Der Unterricht orientiert sich an den Lehrplänen der Regelschule und führt nach erfolgreichem Besuch der 9. Klasse zum staatlich anerkannten Abschluss der Hauptschule.
In allen Unterrichtsfächern kommen behindertenspezifische Methoden zur Anwendung. Zu den besonderen Merkmalen des Unterrichts bei Hörbehinderten zählen auch in der Hauptschule
- kleine Klassen (6 bis 10 Schülerinnen und Schüler)
- speziell ausgebildete Förderschullehrer und -lehrerinnen
- akustisch optimierte Klassen- und Fachräume (z. B. schalldämpfende Wände und Bodenbeläge, …)
- Einsatz besonderer technischer Hilfsmittel zur Kommunikation (z. B. drahtlose Höranlagen, …)
- Einsatz nonverbaler Kommunikationsmittel (wo notwendig)
- Einsatz vielfältiger visueller Lehr- und Lernmittel
- kontinuierliche Zusammenarbeit mit Elternhaus und Schülerwohnheim
In den letzten Schuljahren steht der bevorstehende Übergang ins Berufsleben im Mittelpunkt des schulischen Handelns. Intensiver Unterricht im Fach Arbeitslehre, mehrere Berufspraktika (als 2- oder 3-wöchiges Blockpraktikum oder als Tagespraktikum über mehrere Monate) sowie enge Zusammenarbeit mit außerschulischen Einrichtungen (insbesondere der Agentur für Arbeit) sollen den erfolgreichen Einstieg in Ausbildung und Beruf erleichtern.

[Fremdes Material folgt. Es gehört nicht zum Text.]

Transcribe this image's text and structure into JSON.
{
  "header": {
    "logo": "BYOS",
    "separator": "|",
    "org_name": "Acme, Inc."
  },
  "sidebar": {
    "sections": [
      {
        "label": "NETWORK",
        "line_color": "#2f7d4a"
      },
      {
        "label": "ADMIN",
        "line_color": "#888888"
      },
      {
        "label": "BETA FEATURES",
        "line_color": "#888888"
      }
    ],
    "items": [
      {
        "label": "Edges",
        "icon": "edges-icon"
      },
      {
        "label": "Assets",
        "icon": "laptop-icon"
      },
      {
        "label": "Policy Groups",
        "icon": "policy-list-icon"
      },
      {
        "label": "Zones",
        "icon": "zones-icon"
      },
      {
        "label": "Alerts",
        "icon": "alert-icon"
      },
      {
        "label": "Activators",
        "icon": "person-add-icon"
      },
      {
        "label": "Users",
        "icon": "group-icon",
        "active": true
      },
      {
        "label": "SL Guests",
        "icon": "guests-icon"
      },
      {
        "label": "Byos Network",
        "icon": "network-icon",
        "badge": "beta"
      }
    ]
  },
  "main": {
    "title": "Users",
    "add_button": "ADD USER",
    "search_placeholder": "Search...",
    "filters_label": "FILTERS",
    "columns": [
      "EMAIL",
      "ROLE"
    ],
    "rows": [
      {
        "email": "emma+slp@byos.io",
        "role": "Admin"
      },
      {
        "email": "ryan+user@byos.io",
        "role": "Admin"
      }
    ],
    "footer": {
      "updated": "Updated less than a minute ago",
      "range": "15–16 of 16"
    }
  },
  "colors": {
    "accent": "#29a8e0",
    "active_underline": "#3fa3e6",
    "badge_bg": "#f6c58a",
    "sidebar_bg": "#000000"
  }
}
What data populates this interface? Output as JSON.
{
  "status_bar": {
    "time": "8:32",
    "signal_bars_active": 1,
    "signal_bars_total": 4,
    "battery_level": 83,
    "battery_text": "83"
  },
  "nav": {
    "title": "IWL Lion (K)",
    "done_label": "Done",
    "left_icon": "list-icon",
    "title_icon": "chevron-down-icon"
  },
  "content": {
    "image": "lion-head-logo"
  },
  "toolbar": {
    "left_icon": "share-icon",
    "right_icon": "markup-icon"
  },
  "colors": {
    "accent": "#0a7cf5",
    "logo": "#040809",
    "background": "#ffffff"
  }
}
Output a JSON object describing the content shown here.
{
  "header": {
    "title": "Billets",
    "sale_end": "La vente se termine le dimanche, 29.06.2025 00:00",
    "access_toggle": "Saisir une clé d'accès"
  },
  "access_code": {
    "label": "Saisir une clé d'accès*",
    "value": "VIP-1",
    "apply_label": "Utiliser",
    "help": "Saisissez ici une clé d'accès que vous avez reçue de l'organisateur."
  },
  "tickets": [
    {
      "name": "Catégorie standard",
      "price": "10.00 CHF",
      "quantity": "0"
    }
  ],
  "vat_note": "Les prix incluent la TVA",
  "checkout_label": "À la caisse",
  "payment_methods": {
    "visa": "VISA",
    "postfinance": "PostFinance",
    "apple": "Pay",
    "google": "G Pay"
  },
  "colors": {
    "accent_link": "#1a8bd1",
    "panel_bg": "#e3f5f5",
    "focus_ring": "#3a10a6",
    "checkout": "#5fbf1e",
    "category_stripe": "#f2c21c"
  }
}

Neben dem Erreichen dieser Berufsreife ist ein weiteres wichtiges Ziel der Hauptschule, die Schülerinnen und Schüler bei Ihrer Entwicklung zu einer gereiften Persönlichkeit zu begleiten und zu beraten, so dass sie - integriert in die Gesellschaft - ihr Leben in eigener Verantwortung gestalten können.